The changes are small, he said, simply adding a few more fanotify event types (or additional information to existing events), which would facilitate the HSM use case. They are described further in a section of the wiki page and would allow features like populating directories on demand, streaming downloads of large files, and crash-safe change tracking. He has been working on change tracking for a number of years now in various guises; he has an internal solution, but would like to get something into the mainline.

He described a demo that he did not have time to actually perform, which can be seen in slide 6 of his slides; it was based on the HTTPDirFS FUSE filesystem, which allows read-only mounts of a directory accessed via HTTP. Goldstein modified it to use fanotify on a kernel with his patches. It would allow him to mount the kernel.org /pub directory locally, then access a file deep in the directory hierarchy. The filesystem lazily populates the needed directories into the local directory where it is mounted. The mount point is no longer a FUSE mount in that mode, but is a bind mount instead, with fanotify events being monitored. He displayed an example command that would display the first few lines of a tar table of contents of a large file. Only the first 1MB of the file would be transferred before the command completed, rather than waiting for the entire contents.

He had two more slides after the "demo" slide, which were increasingly complex, he said. They were an attempt to explain some problems that he has found, "in order to try to sell the solution". At one time, there was a problem with the original fanotify API where an operation caused a FAN_ACCESS_PERM event, which might require the fanotify service to access the file; that results in a second (blocking) FAN_ACCESS_PERM event which leads to a user-space deadlock. That was solved by adding a special file descriptor that can be used by the service to perform actions without triggering another fanotify event.

But now there is another deadlock that can happen with the existing API; it is perhaps rare, but it can happen and he is surprised that it has not been reported. It involves a clone file range operation, which takes the superblock freeze lock, but it may cause the HSM (or other fanotify-based) service to also need to freeze-lock the superblock. If the files are on the same filesystem (thus share the same superblock), a deadlock will result.

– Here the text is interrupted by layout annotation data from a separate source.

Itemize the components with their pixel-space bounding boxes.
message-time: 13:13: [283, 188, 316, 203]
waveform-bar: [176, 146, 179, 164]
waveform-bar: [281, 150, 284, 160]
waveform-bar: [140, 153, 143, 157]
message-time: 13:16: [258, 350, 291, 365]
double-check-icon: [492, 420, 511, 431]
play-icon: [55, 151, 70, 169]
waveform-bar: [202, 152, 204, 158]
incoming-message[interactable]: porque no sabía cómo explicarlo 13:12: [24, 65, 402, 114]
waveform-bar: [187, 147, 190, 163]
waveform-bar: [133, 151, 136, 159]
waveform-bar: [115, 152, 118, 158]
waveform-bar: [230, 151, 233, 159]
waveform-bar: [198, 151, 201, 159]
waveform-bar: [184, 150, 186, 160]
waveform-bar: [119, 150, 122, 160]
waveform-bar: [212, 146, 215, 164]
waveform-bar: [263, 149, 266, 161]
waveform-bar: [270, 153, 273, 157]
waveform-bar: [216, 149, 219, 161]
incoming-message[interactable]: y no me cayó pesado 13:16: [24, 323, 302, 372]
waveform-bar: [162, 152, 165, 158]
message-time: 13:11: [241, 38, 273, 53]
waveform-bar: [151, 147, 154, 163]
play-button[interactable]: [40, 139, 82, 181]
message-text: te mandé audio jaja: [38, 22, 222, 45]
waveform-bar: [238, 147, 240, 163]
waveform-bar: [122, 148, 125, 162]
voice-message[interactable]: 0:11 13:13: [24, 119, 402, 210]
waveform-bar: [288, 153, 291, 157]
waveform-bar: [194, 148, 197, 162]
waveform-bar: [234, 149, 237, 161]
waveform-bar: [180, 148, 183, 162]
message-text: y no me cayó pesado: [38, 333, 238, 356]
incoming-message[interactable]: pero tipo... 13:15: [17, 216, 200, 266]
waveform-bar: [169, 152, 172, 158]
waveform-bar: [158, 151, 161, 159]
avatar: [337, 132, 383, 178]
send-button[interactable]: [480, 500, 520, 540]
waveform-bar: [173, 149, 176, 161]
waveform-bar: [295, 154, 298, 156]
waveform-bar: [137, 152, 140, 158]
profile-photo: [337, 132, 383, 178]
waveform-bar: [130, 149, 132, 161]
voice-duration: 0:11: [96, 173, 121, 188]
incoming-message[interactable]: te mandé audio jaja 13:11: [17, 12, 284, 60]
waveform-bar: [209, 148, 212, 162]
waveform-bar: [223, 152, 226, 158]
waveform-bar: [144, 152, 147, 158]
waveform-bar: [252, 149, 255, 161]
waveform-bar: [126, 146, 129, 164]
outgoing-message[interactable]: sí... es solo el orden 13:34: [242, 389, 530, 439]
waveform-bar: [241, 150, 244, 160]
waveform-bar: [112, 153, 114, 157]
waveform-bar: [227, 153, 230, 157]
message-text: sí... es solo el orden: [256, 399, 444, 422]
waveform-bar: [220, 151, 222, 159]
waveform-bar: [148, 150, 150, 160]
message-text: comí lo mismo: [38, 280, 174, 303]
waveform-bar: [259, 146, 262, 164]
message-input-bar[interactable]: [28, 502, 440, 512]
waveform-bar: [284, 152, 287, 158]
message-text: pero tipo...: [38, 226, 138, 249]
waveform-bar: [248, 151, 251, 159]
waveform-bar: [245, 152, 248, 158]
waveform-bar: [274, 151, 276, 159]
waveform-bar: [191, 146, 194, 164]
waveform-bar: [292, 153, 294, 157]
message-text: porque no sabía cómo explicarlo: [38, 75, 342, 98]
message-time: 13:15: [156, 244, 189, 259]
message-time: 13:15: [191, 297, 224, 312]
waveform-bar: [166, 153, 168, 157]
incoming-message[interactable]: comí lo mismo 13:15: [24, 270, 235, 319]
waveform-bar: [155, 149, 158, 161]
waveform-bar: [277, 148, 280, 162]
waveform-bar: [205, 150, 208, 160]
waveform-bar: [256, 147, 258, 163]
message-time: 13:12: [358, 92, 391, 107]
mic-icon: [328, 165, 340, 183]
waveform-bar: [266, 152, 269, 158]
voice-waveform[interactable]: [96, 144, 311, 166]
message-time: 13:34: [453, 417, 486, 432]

This deadlock is perhaps more common in his HSM service than in other types of fanotify-based scanners (e.g. virus scanners). He has solved it by using a new event flag (FAN_PRE_VFS) that gets added to FAN_ACCESS_PERM events if the freeze lock has not been taken. He then went through and added that flag in the places where it was true, which involved calling the notify hook in some new places. That gives the service an opportunity to fill the file before the clone file range operation freezes the superblock. That was his solution, which was not hard to do, Goldstein said.

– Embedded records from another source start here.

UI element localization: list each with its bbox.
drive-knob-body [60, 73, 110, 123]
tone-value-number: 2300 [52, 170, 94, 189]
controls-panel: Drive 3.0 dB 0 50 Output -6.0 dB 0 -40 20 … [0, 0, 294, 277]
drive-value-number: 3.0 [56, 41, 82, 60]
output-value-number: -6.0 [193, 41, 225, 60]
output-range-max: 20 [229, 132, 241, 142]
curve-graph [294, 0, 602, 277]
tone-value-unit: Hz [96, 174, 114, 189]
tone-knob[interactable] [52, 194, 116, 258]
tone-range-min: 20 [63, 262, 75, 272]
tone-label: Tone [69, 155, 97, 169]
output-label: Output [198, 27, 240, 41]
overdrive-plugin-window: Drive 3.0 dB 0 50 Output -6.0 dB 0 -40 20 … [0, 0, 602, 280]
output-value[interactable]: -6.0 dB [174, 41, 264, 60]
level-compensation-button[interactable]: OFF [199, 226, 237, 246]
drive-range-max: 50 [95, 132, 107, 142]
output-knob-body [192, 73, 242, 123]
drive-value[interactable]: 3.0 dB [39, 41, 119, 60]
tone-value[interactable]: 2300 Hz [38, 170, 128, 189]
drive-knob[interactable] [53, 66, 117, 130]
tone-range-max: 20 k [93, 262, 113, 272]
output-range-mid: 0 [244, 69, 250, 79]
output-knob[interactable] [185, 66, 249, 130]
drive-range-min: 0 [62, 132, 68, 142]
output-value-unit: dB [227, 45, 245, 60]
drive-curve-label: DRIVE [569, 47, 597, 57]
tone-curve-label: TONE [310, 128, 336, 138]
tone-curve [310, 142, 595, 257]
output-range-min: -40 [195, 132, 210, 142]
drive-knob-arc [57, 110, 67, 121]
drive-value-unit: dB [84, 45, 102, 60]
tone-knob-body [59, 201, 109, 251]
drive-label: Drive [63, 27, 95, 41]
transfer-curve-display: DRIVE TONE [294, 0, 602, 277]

He moved on to the second even-more-complicated slide, which covered a similar kind of deadlock, but it could also result in a race condition that would cause his HSM to miss filesystem changes at times. The scenario was well beyond my ability to follow it, but a video of the session should be available before long. His solution to the problem, which was suggested by Jan Kara, was to use sleepable RCU, which would avoid the race at the cost of an occasional false-positive change notification.

Once attendees seemed to get up to speed on the problem (and proposed solution), the session ran out of time, though discussion spilled over into the next slot. Josef Bacik said that he did not hate the solution that had been chosen, though he did not love it either. Kara explained why sleepable RCU was chosen, and Goldstein thought that the general idea could be applied to other filesystem-related ordering problems (such as when an inode's i_version field gets incremented).